The alternative is nested transactions, so that you have:

int a()
{
  struct txn *t;
  DB->fetch(db, key, keylen, &val, &vallen, &t);
  // ...
  b();
  DB->store(db, key, keylen, val, vallen, &t);
  DB->commit(db, t); // bloody transaction pointer indirection level
                     // changes in the API
  return 0;
}

int b()
{
  DB->fetch(db, key2, key2len, &val2, &val2len, NULL);
  return 0;
}

That currently works now thanks to the "hacky" transaction promotion
magic.

The problem is when you want to do:

int b()
{
  struct txn *t2;
  DB->fetch(db, key2, key2len, &val2, &val2len, &t2);
  // ...
  DB->store(db, key2, key2len, &val2, &val2len, &t2);
  DB->commit(db, t2);
  return 0;
}

Suddenly you have transaction nesting.

NOW - this _could_ work.

How it would work.

"struct db" would keep a linked list of transactions rather than just a
current_txn pointer.

GLOSSARY:
  struct txn **tidptr;

if (tidptr == NULL) {
  CASE: transactions on the list 
    - read needs no lock.
    - write needs a new transaction on the list that will autocommit at
      the end of the function
  CASE: no transactions on the list
    - read creates a readlock only
    - write needs a new transaction on the list that will autocommit at
      the end of the function
}
else if (*tidptr == NULL) {
  - add a new transaction to the list
  - do all operations inside the new transaction
  - *tidptr = newtxn;
}
else {
  CASE: transactions on the list
	  - assert(*tidptr == list_top->tid);
	CASE: no transactions
	  - abort.
}

OK - now what happens with locks?

newtxn:
  CASE: transactions on the list
    - don't do any more locking on create
  CASE: no transactions
	  - write lock on create

commit/abort:
  CASE: this is the last item on the list
	  - unlock after commit
  CASE: there are further transactions
	  - don't unlock


WHAT ABOUT ROLLBACK?

Each transaction has a base pointer, that points to the end of the
skiplist before this transaction started.  When you rollback, you start
from this point and read each record that was appended.  When you hit
the LAST record you reverse its actions, then truncate to that point and
loop until there's nothing left on the end of the file.

With nested transactions, you rollback to the start of THIS transaction
only.  Let me draw a picture:

t1:
  STORE 'abc' '123'
	STORE 'foo' '3456'
	DELETE 'abc'
	t2:
	  DELETE 'foo'
		STORE 'foo' '789'
    COMMIT
	STORE 'bar' 'beer, woot!'
	t3:
	  DELETE 'bar'
		STORE 'bar' 'girly drink'
		ROLLBACK
  COMMIT


DB CONTENT IS:
foo: 789
bar: beer, woot!

Actual on disk data is:

STORE 'abc' '123'
STORE 'foo' '3456'
DELETE 'abc'
DELETE 'foo'
STORE 'foo' '789'
STORE 'bar' 'beer, woot!'
COMMIT

Notice, we don't actually generate a COMMIT record to disk for commits
where there are further transactions, all we do is update the "end of
transaction pointer" on the parent transaction when we commit, rather
than running the rollback logic to remove the unwanted records.  This
means that a crash will never commit the partial transactions.

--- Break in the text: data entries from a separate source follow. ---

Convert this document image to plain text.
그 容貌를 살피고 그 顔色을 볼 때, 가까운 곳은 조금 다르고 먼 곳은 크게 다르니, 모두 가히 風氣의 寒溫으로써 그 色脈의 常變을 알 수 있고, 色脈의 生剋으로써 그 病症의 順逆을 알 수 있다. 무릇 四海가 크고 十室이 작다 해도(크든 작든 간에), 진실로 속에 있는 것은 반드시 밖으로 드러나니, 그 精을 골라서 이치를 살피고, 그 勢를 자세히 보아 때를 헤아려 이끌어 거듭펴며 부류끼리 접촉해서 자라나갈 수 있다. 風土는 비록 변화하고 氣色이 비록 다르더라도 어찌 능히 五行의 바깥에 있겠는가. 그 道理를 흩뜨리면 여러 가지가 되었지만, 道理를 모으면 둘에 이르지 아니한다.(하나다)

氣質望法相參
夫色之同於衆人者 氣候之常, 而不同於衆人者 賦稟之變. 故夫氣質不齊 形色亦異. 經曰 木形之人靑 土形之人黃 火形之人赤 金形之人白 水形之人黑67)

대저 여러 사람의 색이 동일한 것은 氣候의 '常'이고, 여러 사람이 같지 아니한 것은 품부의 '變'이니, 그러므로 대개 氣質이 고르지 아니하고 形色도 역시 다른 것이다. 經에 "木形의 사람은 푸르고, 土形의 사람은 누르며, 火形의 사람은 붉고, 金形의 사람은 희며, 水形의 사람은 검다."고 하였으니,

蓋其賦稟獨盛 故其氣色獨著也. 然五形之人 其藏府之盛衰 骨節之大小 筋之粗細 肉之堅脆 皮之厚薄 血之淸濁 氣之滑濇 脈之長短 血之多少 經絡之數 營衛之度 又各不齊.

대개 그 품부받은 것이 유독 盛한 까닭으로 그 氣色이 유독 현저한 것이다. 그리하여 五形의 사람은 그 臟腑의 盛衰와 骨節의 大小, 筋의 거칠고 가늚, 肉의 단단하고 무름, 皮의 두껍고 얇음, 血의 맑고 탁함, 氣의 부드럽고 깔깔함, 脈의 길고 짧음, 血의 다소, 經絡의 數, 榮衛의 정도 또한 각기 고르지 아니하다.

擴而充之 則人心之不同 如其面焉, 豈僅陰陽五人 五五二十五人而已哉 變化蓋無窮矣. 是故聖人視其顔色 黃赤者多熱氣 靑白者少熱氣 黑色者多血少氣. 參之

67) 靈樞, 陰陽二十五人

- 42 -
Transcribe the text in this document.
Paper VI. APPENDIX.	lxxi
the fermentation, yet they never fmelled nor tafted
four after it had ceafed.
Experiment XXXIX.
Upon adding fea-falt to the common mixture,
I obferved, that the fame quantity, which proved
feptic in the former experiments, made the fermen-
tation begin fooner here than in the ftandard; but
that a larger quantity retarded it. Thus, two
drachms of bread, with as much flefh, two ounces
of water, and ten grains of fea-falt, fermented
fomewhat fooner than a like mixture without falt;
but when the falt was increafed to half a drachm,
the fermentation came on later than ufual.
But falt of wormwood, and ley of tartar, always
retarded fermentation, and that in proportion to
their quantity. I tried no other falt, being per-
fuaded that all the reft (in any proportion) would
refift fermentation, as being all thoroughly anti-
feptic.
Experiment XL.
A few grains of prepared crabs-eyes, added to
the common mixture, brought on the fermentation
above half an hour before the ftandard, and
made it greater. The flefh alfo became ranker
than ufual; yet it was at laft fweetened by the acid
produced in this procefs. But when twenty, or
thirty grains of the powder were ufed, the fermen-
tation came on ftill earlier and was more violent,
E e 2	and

Sooo... why do we want this (those of you who have followed along this
far?)

Basically - it means you can do a self-contained unit of work without
caring whether it's being called in an outer transaction or not.  Just
start your own "transaction" and call commit at the end.  It still won't
be "committed" and accessible to other users until the outer transaction
makes its commit, but it means you don't have to pass around transaction
pointers and worry about return codes and mapping the abort all the way
out.  Your part of the code can appear to have never happened without
needing to roll back the outer transaction and start over.


It's not actually complex implementation-wise, and it shouldn't break
anything currently in existance because trying this now gets you an
assertion failure.

It will also "unhacky" the way that transient non-transactional reads
are rolled into the wrapping transaction.

Thanks for reading!  Sorry it got so long...

Bron.